Sono imprigionata in uno stato di incomunicabilità. Le mie parole sono inadeguate.

Essendo un blog dove vorrei scrivere, ho pensato che il tentativo di descrivere i miei stati d'animo nei momenti in cui non riesco a concentrarmi su una storia precisa da portare avanti, possano aiutarmi in futuro ad analizzare (ma guarda un po') il mio processo creativo.
E' capitato anche in passato che io fossi preda di questa stessa identica sensazione di blocco, e per me potrebbe rappresentare una specie di quiete prima della tempesta.
Forse la mia creatività è come un'onda, e adesso sono nel momento in cui il mare si ritira nel prendere la rincorsa prima di andarsi a infrangere contro una scogliera. Sono nell'inspirazione. Nell'accumulare sensazioni.
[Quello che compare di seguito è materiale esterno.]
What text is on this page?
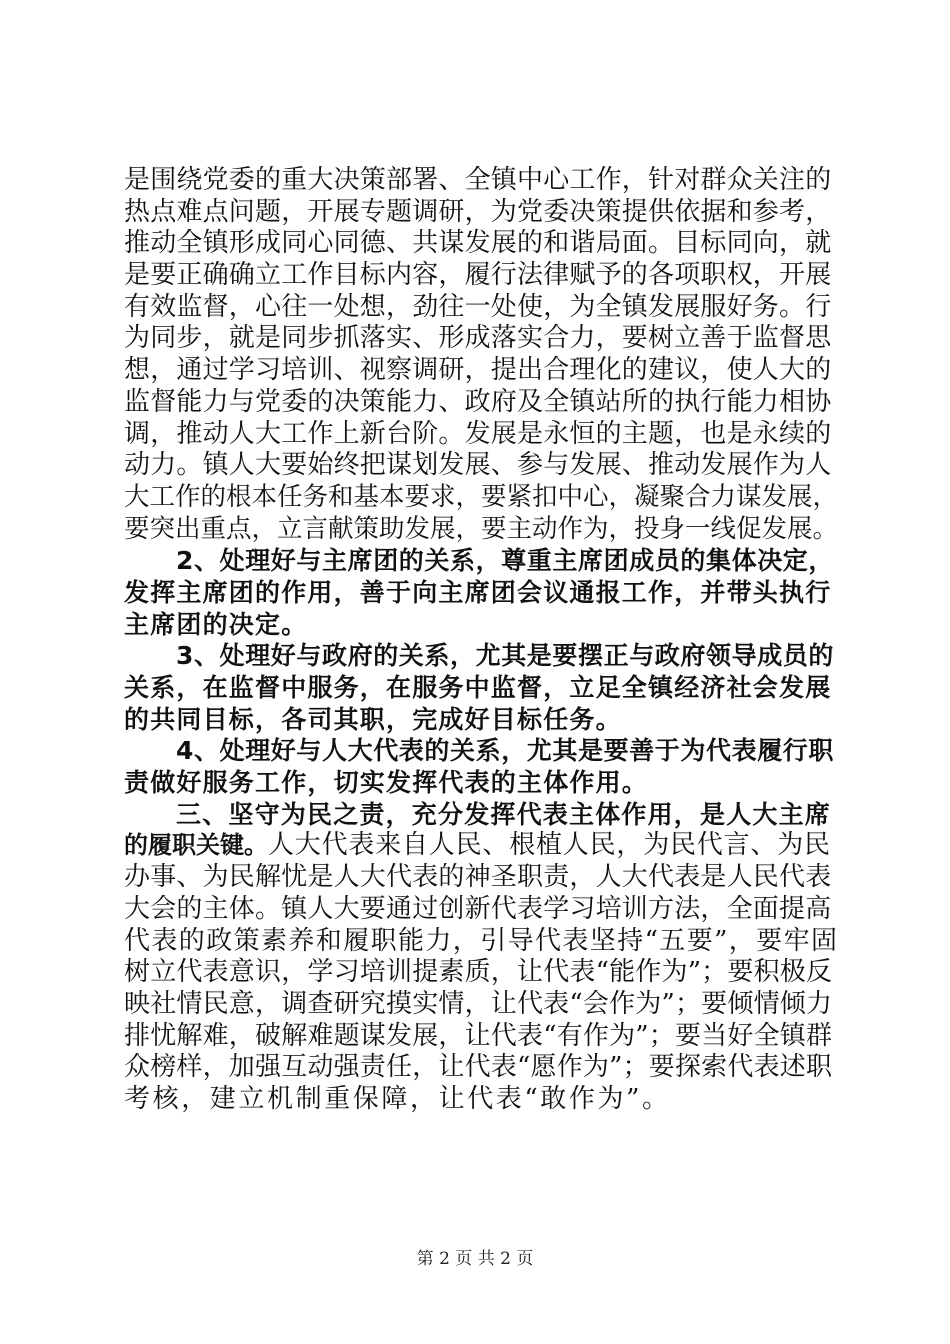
是围绕党委的重大决策部署、全镇中心工作，针对群众关注的
热点难点问题，开展专题调研，为党委决策提供依据和参考，
推动全镇形成同心同德、共谋发展的和谐局面。目标同向，就
是要正确确立工作目标内容，履行法律赋予的各项职权，开展
有效监督，心往一处想，劲往一处使，为全镇发展服好务。行
为同步，就是同步抓落实、形成落实合力，要树立善于监督思
想，通过学习培训、视察调研，提出合理化的建议，使人大的
监督能力与党委的决策能力、政府及全镇站所的执行能力相协
调，推动人大工作上新台阶。发展是永恒的主题，也是永续的
动力。镇人大要始终把谋划发展、参与发展、推动发展作为人
大工作的根本任务和基本要求，要紧扣中心，凝聚合力谋发展，
要突出重点，立言献策助发展，要主动作为，投身一线促发展。
2、处理好与主席团的关系，尊重主席团成员的集体决定，
发挥主席团的作用，善于向主席团会议通报工作，并带头执行
主席团的决定。
3、处理好与政府的关系，尤其是要摆正与政府领导成员的
关系，在监督中服务，在服务中监督，立足全镇经济社会发展
的共同目标，各司其职，完成好目标任务。
4、处理好与人大代表的关系，尤其是要善于为代表履行职
责做好服务工作，切实发挥代表的主体作用。
三、坚守为民之责，充分发挥代表主体作用，是人大主席
的履职关键。人大代表来自人民、根植人民，为民代言、为民
办事、为民解忧是人大代表的神圣职责，人大代表是人民代表
大会的主体。镇人大要通过创新代表学习培训方法，全面提高
代表的政策素养和履职能力，引导代表坚持“五要”，要牢固
树立代表意识，学习培训提素质，让代表“能作为”；要积极反
映社情民意，调查研究摸实情，让代表“会作为”；要倾情倾力
排忧解难，破解难题谋发展，让代表“有作为”；要当好全镇群
众榜样，加强互动强责任，让代表“愿作为”；要探索代表述职
考核，建立机制重保障，让代表“敢作为”。
第 2 页 共 2 页
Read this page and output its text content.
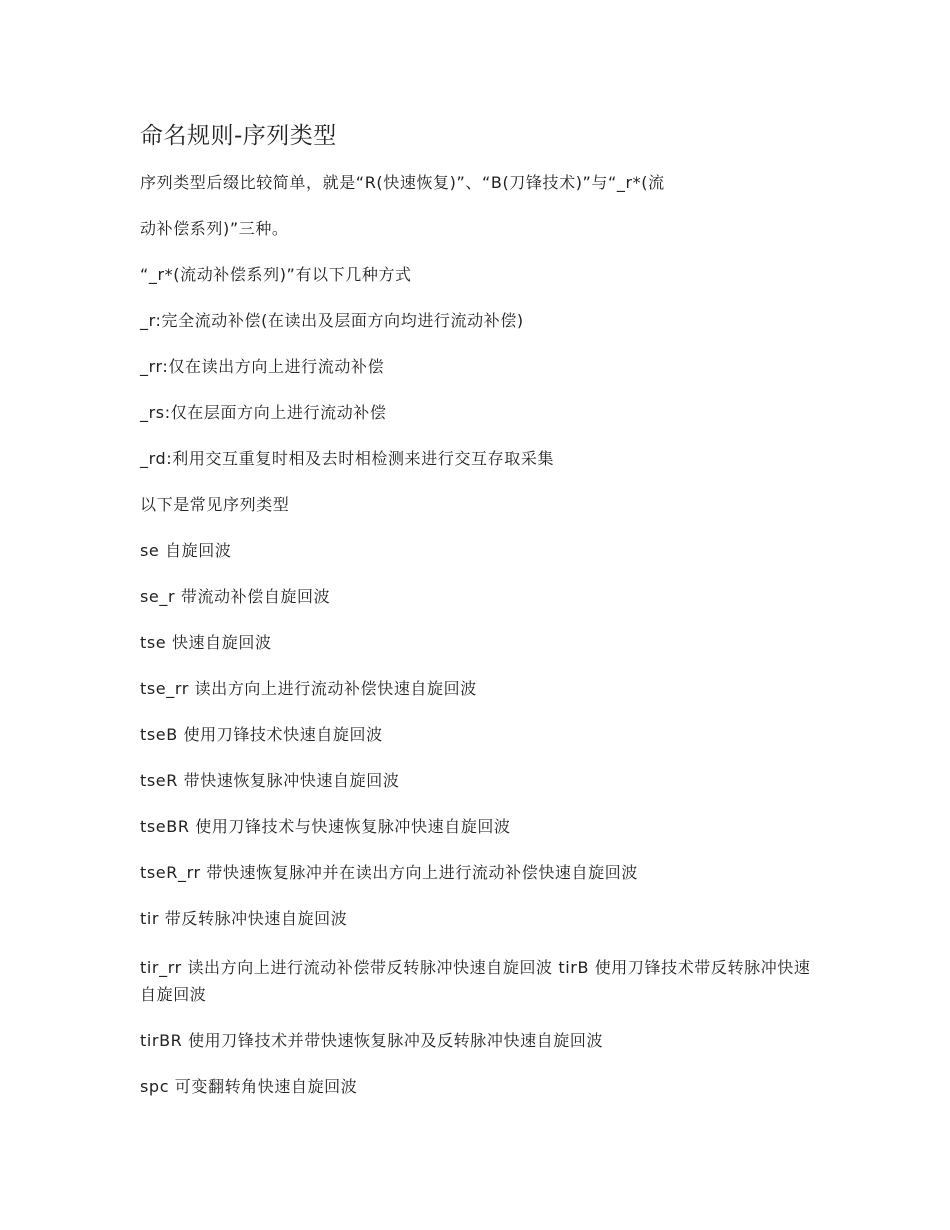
命名规则-序列类型

序列类型后缀比较简单，就是“R(快速恢复)”、“B(刀锋技术)”与“_r*(流

动补偿系列)”三种。

“_r*(流动补偿系列)”有以下几种方式

_r:完全流动补偿(在读出及层面方向均进行流动补偿)

_rr:仅在读出方向上进行流动补偿

_rs:仅在层面方向上进行流动补偿

_rd:利用交互重复时相及去时相检测来进行交互存取采集

以下是常见序列类型

se 自旋回波

se_r 带流动补偿自旋回波

tse 快速自旋回波

tse_rr 读出方向上进行流动补偿快速自旋回波

tseB 使用刀锋技术快速自旋回波

tseR 带快速恢复脉冲快速自旋回波

tseBR 使用刀锋技术与快速恢复脉冲快速自旋回波

tseR_rr 带快速恢复脉冲并在读出方向上进行流动补偿快速自旋回波

tir 带反转脉冲快速自旋回波

tir_rr 读出方向上进行流动补偿带反转脉冲快速自旋回波 tirB 使用刀锋技术带反转脉冲快速自旋回波

tirBR 使用刀锋技术并带快速恢复脉冲及反转脉冲快速自旋回波

spc 可变翻转角快速自旋回波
Verranno fuori in qualche modo, cazzo.

Prima di farequesto post ho cercato di curarmi scrivendo. E' venuta fuori una cosa della quale non sono completamente soddisfatta, ma la posto lo stesso, come se questo fosse un mio taccuino:

Prendi un pensiero fisso, che comincia a girarti in testa e comincia a fare una specie di turbine, un vortice, come quello che inghiotte Ulisse nella Divina Commedia. 
Il vortice è lì, e sono solo parole, una dietro l'altra, alcune confuse, alcune accentate. Ti trascinano verso un buco nero che tu sai che non vuoi raggiungere, perchè qualsiasi cosa ci sia lì dentro non sei sicuro di volerla capire.
Non ce la fai, provi ad aggrapparti a un pensiero che ti è sfrecciato sotto al naso, ma era troppo veloce e sei riuscito ad afferrarti solo a una virgola, che non è una sospensione lunga e quindi non può essere un'ancora sicura. Sguisci via, perché la virgola era un po' viscida come saliva, e continui a cadere giù, come Alice, senza tempo, senza voglia, e poi ti tuffi in quel buio, in quell'abisso e ne sei sopraffatto. Il tuo ultimo sguardo è verso l'alto, quella confusione di parole sembra starti dicendo qualcosa, pensieri, riferimenti, storie, indizi. La tua testa è troppo fottutamente umana per arrivare al nocciolo della questione e tutte quelle parole sai bene che non potranno mai essere usate per spiegare quel buio nel quale sei finito. Lo chiami abisso, lo chiami notte,  lo chiami come cazzo ti pare, ma non può essere nominato, non potrà mai essere capito da altri.
All'improvviso ti accorgi che tu SAI, che hai sentito dentro di te qualcosa che si muoveva, qualcosa di atavico, bestiale, e capisci che cos'è quell'abisso e sai che non potrai mai esprimerlo ad anima viva, perché le tue parole non bastano, perché le loro orecchie non sapranno ascoltare.